As a member of the Socialist Party left wing, he served as a central executive committee member and chairman of the Special Committee on Hokkaido Development. He also served as president of Chūetsu Kyōdō Insatsu and chairman of the Japan-Soviet Friendship Association (Nisso Shinzen Kyōkai), and became president of Insatsu Center in 1976.
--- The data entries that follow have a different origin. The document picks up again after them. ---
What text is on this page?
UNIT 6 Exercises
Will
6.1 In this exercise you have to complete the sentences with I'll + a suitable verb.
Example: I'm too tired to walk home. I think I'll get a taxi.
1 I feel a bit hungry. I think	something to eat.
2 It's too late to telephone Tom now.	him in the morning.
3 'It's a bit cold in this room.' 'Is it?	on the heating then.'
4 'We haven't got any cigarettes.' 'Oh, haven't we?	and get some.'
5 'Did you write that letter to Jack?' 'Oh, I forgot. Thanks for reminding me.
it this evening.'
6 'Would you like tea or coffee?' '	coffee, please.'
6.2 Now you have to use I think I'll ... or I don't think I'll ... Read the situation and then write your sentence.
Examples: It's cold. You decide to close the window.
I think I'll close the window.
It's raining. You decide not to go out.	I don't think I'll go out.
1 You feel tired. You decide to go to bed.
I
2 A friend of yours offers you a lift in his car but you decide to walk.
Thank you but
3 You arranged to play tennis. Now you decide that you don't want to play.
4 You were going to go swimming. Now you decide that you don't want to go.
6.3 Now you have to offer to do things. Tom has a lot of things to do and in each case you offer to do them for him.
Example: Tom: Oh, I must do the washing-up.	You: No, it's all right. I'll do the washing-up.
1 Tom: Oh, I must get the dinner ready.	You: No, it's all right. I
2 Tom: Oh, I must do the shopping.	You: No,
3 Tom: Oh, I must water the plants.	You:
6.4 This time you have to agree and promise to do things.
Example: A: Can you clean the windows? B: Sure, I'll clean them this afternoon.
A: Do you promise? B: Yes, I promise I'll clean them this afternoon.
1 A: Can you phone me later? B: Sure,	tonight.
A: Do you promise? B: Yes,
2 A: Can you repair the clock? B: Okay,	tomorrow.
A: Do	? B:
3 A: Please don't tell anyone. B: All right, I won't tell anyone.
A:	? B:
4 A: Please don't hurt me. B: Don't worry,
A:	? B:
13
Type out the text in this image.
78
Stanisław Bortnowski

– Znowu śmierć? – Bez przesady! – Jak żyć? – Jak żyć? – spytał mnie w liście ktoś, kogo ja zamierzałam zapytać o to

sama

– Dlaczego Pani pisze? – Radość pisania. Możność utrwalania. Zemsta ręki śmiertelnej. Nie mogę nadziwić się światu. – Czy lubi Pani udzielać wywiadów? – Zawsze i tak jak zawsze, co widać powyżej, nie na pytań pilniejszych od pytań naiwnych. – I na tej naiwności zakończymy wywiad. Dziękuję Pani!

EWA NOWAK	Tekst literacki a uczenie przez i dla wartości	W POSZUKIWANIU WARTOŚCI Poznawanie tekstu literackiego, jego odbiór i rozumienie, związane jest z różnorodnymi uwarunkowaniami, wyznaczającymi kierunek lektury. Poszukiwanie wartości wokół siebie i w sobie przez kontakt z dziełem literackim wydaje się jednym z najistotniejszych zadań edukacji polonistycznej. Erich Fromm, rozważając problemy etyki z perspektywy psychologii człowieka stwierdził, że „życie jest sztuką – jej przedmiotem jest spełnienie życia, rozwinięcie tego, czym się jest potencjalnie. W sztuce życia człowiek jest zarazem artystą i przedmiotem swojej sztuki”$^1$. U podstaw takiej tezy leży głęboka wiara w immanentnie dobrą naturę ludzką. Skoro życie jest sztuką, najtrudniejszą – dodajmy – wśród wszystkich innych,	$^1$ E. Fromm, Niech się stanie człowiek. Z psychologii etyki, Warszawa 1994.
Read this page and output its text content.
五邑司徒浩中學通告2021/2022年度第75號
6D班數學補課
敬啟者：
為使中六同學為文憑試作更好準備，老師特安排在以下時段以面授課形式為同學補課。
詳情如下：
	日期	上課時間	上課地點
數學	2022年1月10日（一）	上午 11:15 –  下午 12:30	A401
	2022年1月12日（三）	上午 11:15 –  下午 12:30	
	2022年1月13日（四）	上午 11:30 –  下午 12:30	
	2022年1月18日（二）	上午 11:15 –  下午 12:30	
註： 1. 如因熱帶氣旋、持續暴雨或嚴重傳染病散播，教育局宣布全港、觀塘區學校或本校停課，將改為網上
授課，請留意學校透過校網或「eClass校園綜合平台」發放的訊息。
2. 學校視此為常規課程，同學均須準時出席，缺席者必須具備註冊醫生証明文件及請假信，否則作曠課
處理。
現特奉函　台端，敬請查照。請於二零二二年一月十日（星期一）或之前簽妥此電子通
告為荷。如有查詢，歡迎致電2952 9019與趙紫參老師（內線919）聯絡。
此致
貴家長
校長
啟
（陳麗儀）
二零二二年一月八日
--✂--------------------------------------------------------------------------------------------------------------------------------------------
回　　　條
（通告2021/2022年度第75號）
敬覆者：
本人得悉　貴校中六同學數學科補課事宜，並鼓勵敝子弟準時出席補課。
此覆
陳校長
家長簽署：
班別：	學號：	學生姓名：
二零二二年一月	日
In the spring of 1970, he was awarded the Order of the Sacred Treasure, 2nd Class. However, in 1978, he returned the decoration in protest against the award of the Order of the Sacred Treasure, Grand Cordon to Ryōichi Sasakawa (chairman of the Japan Shipbuilding Industry Foundation, now the Nippon Foundation). He stated that he did not know Sasakawa personally but criticized the awarding of a decoration to the head of an organization involved in gambling, which he regarded as a root of social evil.

Inamura died on 20 November 1990 at the age of 92.

== Anecdotes ==
- While at Hokkai Middle School, he formed the "Ushioi-kai" (Cattle-Driving Society) in memory of Shizuka Asaba together with Seion Kawamata and Eitarō Noro. He was also a member of the Hokkai Middle School debate club with Kawamata.
- He was one of the nominal holders of a one-tsubo shared land plot related to the New Tokyo International Airport (now Narita International Airport).

== Major works ==
- Nōmin undō no keizaiteki narabi ni seijiteki kiso (The Economic and Political Foundations of the Peasant Movement) (Nishōdō Shoten, 1927)
- Nihon ni okeru nōgyō kyōkō (The Agricultural Panic in Japan) (co-authored with Junzō Inamura, Hakuyōsha, 1931)
- Nihon nōson shakaishi (Social History of Japanese Rural Villages) (Nihon Nōson Shakaishi Kankōkai, 1969)

He authored numerous books, particularly on rural issues.